Don’t Let Misophonia Take Over Your Life
Lately, I’ve been thinking a lot about grief. Misophonia is a tough condition to live with. It takes over our lives, our relationships, and it isolates us. We often feel as though we have drawn the shortest straw. It can be tough to look at others – perfectly normal and able to sit on a bus without bursting into tears. Each and every day we are faced with triggers and unfortunately, they seem to get worse with time and exposure.
I have lost a lot of people in my life, and I have experienced grief in its rawest form. After sitting across from my grandmother, her hand in mine, as she took her last breath, I knew I would have to learn to adjust. Misophonia is not different from this. You have lost something – the chance to live your life trigger-free. Despite your desire to push it away, you must face misophonia.
You cannot repress your emotions. You must find a way to come to terms with it, accept it, and live your life. I understand that this can be one of the most frustrating situations in the world. I have had my fair share of moments, where I have dashed off to the restroom and cried as much as I could. I have kicked the brick wall in an attempt to quell the rage. I have left classes, family dinners, and other important situations to go home to my bed and stay there. I have avoided my life for days and at my worst – for weeks. I admit that I have depression that makes misophonia worse. However, I would have gladly lived most of my days in a state of depression than with the triggers of misophonia.
Sometimes I still feel this way, but it’s not as often. The reason is that I now understand, that like any chronic illness, any friend who slips through the cracks, and any life-altering, unchangeable event out of our control: Misophonia causes grief.
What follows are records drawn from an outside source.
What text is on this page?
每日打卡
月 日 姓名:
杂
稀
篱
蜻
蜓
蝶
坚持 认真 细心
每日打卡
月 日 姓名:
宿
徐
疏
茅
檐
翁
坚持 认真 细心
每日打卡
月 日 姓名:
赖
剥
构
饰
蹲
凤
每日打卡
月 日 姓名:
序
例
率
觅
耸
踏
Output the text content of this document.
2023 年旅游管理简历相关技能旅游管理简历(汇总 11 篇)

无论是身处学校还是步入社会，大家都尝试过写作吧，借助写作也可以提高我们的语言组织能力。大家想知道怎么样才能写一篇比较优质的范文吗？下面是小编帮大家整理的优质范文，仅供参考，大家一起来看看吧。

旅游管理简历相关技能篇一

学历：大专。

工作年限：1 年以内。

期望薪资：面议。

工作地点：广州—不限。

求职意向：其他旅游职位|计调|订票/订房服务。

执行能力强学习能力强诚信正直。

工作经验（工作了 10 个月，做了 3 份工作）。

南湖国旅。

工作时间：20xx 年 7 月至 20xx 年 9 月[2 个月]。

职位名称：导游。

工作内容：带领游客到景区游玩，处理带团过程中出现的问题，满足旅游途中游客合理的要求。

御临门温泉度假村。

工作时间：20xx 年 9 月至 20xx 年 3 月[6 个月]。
I firmly believe that in order to live a fulfilling life, we need to understand that there is currently no cure. Instead of taking from that hopelessness, we should know that our lives and their meaningfulness is not measured by the amount of days without triggers. This disorder may have a hold, but it is not our life. We are important and we need to understand that this grief should go through the same stages as any other loss.
Denial and Isolation
Denial can come in different ways. People with misophonia may at first believe that they are just ‘hyper-sensitive’ or that it’s their fault. It is also no secret that misophonia often leads to self-inflicted isolation.
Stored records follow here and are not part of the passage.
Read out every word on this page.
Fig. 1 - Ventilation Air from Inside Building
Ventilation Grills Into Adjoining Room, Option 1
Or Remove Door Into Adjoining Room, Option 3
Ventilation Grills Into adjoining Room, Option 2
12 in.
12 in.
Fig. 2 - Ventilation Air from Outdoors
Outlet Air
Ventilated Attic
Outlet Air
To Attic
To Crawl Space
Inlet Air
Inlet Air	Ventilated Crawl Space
It makes sense to be angry with misophonia. It is a life-changing, existence-altering condition, not to mention the rage that is associated with the trigger itself.
Sufferers may try to find help in ways that have a small chance of working. This can involve using therapies that have either not been tested or approved.
Since misophonia is an isolating condition, it is not surprising that sufferers have increased sadness and feelings of hopelessness.
You must come to terms with your disorder. It will be O.K.
Accepting that you have misophonia does not mean that you have given up on anything. It is quite the opposite. Instead of spending your time thinking of everything that you have lost and what you cannot do, you should be exploring opportunities to enjoy your life. Living with a disorder does not mean sacrifice – it means adjustments. For example, you could do a degree online, if you cannot handle regular school. Perhaps if you are unable to fly, you could take a cruise.